Tuesday, September 14, 2004

Meiere blog.

So there I was in the Nebraska state capitol, standing on a work of fine art. It isn’t often you can plant your feet on such exquisite hand-made images, and it’s perfectly acceptable to do so. The capitol owes its artistry to a number of people, including architect Bertram Grosvenor Goodhue; sculptor Lee Lawrie; Hartley B. Alexander, “thematic consultant for inscription and symbolism” (according to capitol.org); and Hildreth Meiere, tile and mosaic designer for both works on the floor and the ceiling.

Many of the capitol’s visuals are impressive, but I was most taken with Meiere’s murals, which she designed at the time of construction in the 1920s. According to capitol.org: “The theme of the Foyer is the ‘Life of Man.’ On the floor are three mosaics which represent the Earth: ‘The Spirit of the Soil,’ ‘The Spirit of Vegetation’ and ‘The Spirit of Animal Life.’

The photos on that web site, unfortunately, do these works no justice. They’re flights of art deco fantasy, capturing landforms and plants and animals and human (spirit?) figures in muted hues of absolute clarity. But that wasn’t my first thought. As I looked down, I thought, Electrolux. Ivory Soap. The murals reminded me of ads in far-back numbers of Time and Life and Look and Collier’s and The Saturday Evening Post, for products long gone; ads rich in deco visuals and expository text, the sort of thing I discovered in the stacks at the Vanderbilt library 50 years after their heyday. I suspect, of course, that fine artists such as Meiere influenced commercial artists more than vice versa, but with Style Moderne, you can’t be sure.

Put Hildreth Meiere into Google, and you’ll get a fair number of hits, some by sites describing the Nebraska state capitol, others produced by art scholars. I quote from an abstract of a dissertation by one Jean Sharer, "Hildreth Meiere, American Muralist." University of New Mexico, August 2001.

“Hildreth Meiere (1892-1961) was a mural artist of some renown during her lifetime.

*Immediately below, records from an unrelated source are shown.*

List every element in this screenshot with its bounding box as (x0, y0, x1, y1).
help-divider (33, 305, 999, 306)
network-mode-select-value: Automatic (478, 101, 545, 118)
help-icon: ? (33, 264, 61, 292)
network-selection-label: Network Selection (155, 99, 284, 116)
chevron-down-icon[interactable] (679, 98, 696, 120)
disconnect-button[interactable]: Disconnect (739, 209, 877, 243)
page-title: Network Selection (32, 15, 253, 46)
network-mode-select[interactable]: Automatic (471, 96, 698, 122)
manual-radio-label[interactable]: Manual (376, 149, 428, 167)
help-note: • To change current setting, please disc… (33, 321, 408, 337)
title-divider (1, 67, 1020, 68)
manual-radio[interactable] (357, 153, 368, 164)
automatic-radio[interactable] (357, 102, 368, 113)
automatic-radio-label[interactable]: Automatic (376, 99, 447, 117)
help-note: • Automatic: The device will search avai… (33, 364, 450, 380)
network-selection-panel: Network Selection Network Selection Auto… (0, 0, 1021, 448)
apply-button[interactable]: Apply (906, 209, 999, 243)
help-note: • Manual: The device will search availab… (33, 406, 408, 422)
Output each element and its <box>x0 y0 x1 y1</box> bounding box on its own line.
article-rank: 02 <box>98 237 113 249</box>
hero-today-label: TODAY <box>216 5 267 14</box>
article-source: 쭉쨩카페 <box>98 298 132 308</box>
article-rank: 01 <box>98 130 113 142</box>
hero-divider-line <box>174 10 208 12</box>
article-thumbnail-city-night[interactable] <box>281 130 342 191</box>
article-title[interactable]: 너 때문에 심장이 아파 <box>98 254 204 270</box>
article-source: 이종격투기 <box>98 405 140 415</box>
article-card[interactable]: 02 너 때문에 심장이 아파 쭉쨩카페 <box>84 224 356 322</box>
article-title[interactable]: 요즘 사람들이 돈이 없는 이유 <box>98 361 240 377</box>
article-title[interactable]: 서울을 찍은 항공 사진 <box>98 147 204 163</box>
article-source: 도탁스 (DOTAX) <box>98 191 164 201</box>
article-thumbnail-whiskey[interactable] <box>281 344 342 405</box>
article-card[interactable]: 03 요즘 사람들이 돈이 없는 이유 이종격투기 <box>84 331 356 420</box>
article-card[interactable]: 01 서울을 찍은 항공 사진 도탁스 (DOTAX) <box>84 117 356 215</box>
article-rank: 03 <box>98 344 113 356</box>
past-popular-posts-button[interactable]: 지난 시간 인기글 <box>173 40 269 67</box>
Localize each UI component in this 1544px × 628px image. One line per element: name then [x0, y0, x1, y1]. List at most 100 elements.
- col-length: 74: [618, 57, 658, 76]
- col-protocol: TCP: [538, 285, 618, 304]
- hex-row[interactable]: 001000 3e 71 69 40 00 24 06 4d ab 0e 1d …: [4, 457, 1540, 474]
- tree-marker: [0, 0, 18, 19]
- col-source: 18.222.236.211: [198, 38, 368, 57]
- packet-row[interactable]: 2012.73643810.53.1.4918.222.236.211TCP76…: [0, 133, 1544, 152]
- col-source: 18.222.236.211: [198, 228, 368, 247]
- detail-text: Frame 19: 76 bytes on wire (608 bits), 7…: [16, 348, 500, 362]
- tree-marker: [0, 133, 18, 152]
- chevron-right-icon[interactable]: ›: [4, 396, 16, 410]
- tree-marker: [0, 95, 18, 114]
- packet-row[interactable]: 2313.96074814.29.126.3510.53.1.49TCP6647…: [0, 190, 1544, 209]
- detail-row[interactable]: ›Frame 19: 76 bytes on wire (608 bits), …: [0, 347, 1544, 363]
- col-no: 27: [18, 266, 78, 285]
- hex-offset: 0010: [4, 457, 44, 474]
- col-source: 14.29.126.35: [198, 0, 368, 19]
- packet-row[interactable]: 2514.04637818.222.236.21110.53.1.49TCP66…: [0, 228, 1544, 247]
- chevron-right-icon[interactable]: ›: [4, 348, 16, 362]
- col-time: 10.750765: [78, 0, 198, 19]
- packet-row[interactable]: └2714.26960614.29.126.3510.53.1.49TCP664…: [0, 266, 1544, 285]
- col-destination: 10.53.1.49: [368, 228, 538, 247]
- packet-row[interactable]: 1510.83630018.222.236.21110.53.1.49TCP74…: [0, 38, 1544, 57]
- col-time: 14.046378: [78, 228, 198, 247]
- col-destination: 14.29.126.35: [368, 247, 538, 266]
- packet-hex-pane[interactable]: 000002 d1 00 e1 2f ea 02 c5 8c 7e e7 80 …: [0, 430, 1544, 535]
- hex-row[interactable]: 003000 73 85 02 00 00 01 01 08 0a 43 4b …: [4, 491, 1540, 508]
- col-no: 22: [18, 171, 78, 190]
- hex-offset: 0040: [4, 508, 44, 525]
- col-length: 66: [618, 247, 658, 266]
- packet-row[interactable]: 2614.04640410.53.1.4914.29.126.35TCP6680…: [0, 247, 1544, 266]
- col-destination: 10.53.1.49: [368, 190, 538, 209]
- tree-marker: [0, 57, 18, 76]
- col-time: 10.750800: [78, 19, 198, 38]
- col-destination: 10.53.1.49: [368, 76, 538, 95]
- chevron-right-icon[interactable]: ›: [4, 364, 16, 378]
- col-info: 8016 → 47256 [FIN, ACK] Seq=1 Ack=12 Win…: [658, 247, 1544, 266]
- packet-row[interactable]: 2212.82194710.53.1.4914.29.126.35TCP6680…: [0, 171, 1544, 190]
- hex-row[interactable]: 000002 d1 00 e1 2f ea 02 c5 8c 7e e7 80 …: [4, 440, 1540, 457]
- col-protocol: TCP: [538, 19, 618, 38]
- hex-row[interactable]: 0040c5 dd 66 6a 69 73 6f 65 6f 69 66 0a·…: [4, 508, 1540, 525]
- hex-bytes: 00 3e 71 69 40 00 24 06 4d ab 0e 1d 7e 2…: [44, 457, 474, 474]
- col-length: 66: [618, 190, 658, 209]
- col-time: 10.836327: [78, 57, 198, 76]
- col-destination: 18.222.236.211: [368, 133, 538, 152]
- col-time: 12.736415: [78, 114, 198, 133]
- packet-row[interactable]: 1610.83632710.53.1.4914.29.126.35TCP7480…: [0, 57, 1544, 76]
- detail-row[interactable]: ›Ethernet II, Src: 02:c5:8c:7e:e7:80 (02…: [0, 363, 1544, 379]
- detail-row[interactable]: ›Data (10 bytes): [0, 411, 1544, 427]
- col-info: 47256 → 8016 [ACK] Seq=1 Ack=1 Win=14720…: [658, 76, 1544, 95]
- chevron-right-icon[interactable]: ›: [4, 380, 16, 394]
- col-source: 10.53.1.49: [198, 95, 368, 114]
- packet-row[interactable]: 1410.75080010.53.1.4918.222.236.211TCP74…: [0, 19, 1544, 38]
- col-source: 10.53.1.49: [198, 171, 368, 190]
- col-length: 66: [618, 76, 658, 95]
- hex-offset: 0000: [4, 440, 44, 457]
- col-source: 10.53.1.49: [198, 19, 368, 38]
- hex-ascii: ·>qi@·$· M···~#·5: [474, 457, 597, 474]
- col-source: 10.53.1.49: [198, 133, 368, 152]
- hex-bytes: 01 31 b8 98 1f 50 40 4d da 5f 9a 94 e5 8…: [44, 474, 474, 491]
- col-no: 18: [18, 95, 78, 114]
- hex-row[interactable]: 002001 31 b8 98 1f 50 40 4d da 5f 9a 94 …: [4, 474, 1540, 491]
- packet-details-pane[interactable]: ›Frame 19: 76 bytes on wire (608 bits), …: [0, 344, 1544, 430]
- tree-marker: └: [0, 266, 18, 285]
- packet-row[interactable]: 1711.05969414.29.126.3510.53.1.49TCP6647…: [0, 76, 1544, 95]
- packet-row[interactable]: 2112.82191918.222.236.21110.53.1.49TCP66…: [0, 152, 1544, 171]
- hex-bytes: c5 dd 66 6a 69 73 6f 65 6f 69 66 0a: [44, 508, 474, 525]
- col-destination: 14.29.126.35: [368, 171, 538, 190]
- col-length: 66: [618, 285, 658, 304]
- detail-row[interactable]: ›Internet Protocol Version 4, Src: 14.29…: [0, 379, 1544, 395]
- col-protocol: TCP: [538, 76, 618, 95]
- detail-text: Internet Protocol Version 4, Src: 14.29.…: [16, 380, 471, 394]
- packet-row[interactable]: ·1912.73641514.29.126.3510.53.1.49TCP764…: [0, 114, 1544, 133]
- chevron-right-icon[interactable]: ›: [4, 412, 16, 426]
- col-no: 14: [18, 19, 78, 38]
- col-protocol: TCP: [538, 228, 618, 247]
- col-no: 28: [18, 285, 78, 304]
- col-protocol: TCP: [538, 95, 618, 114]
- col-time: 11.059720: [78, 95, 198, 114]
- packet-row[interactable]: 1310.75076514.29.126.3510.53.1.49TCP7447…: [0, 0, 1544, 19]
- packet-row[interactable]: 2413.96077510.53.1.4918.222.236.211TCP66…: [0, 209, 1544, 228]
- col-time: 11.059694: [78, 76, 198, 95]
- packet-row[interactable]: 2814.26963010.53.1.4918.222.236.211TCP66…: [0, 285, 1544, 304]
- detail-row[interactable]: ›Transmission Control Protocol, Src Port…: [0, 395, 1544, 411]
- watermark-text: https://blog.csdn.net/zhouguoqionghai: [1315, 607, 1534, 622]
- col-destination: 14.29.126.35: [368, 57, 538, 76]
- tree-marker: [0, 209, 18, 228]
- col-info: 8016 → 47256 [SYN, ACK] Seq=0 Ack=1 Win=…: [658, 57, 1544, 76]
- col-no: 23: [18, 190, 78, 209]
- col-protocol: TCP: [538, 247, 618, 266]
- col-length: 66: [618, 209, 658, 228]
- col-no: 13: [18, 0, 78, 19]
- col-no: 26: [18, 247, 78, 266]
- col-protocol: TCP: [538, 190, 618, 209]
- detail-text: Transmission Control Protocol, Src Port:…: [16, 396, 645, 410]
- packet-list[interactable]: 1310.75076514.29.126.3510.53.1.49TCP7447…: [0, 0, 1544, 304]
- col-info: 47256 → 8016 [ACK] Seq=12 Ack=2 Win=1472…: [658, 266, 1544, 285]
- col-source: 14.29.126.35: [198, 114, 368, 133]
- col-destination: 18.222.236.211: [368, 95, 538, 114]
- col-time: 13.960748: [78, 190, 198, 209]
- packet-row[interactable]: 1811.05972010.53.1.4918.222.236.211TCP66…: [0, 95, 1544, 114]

A large body of her work remains in public view on and in buildings such as the Nebraska state capitol in Lincoln, the St. Louis Cathedral, Rockefeller Center, and St. Bartholomew's Church in Manhattan. Meiere's designs, ranging from traditional historical realism to Art Deco…

“Designing for mosaic, ceramics, metal, stained glass, and frescos, she was commissioned by mainstream architects for projects on buildings associated with the East Coast upper-middle class. … neither avant-garde nor consistently conservative, Meiere's murals, numbering well over a hundred, often represented the middle ground of American modern style in architectural projects, from churches to World's Fairs to public buildings to skyscrapers.”